Underground Greats: MØL

In the world of underground music, popular opinion doesn’t count for much – but when everyone in the underground agrees on something unanimously, it’s worth sitting up and paying attention. This isn’t a world where spray-tanned mannequins rush to shill for whichever corporations are paying top dollar this week; it runs primarily on genuine enthusiasm and passionate altruism. Without the above, bands like MØL (pronounced more like “moel”) would remain ignored – and the best of us can’t stand the thought of it.
Blackgaze – a style primarily built upon shoegaze and black metal foundations – may have existed for a while now, but there’s plenty of space for innovation and expansion within it. Taking inspiration from the likes of blackgaze trailblazers Deafheaven, Alcest, and Lantlôs – and drawing heavily on more modern post-rock approaches – MØL have wasted little time in carving out their own niche within a niche.

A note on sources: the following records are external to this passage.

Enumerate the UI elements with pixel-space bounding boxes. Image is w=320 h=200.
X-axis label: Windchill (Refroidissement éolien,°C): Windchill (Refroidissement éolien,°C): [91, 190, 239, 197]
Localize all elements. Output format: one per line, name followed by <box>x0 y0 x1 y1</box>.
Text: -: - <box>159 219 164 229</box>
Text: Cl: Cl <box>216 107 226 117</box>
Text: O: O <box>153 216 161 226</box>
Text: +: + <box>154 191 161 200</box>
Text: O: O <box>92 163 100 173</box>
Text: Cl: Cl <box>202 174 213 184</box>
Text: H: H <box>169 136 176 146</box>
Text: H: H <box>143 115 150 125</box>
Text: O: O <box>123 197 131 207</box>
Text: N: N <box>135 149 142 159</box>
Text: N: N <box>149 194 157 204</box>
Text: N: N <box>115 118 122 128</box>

By remaining unafraid to embrace chunky riffs that veer in the direction of more traditional metal styles, MØL really set themselves apart during tracks like Penumbra, Vakuum, and Virga – all from debut album Jord (pronounced “yor”). Elsewhere on the same release, they get stuck into more familiar blackgaze sections (Storm, Bruma, title track Jord) and turn up the intensity still further for personal favourite Ligament. As rightly respected as MØL’s predecessors are, Jord is for my money the best blackgaze-related album I’ve heard so far:
Still, this is just the beginning for MØL – and a giant leap forward for blackgaze as a genre. Listening back to their earliest EPs – the eponymous MØL and follow-up II – it’s clear that these guys were finding their feet back then. But right now, they’re already sprinting for the hills under roiling pitch-black clouds, promising claps of thunder, and the already-present rainlike sound of bubbling, appreciative applause.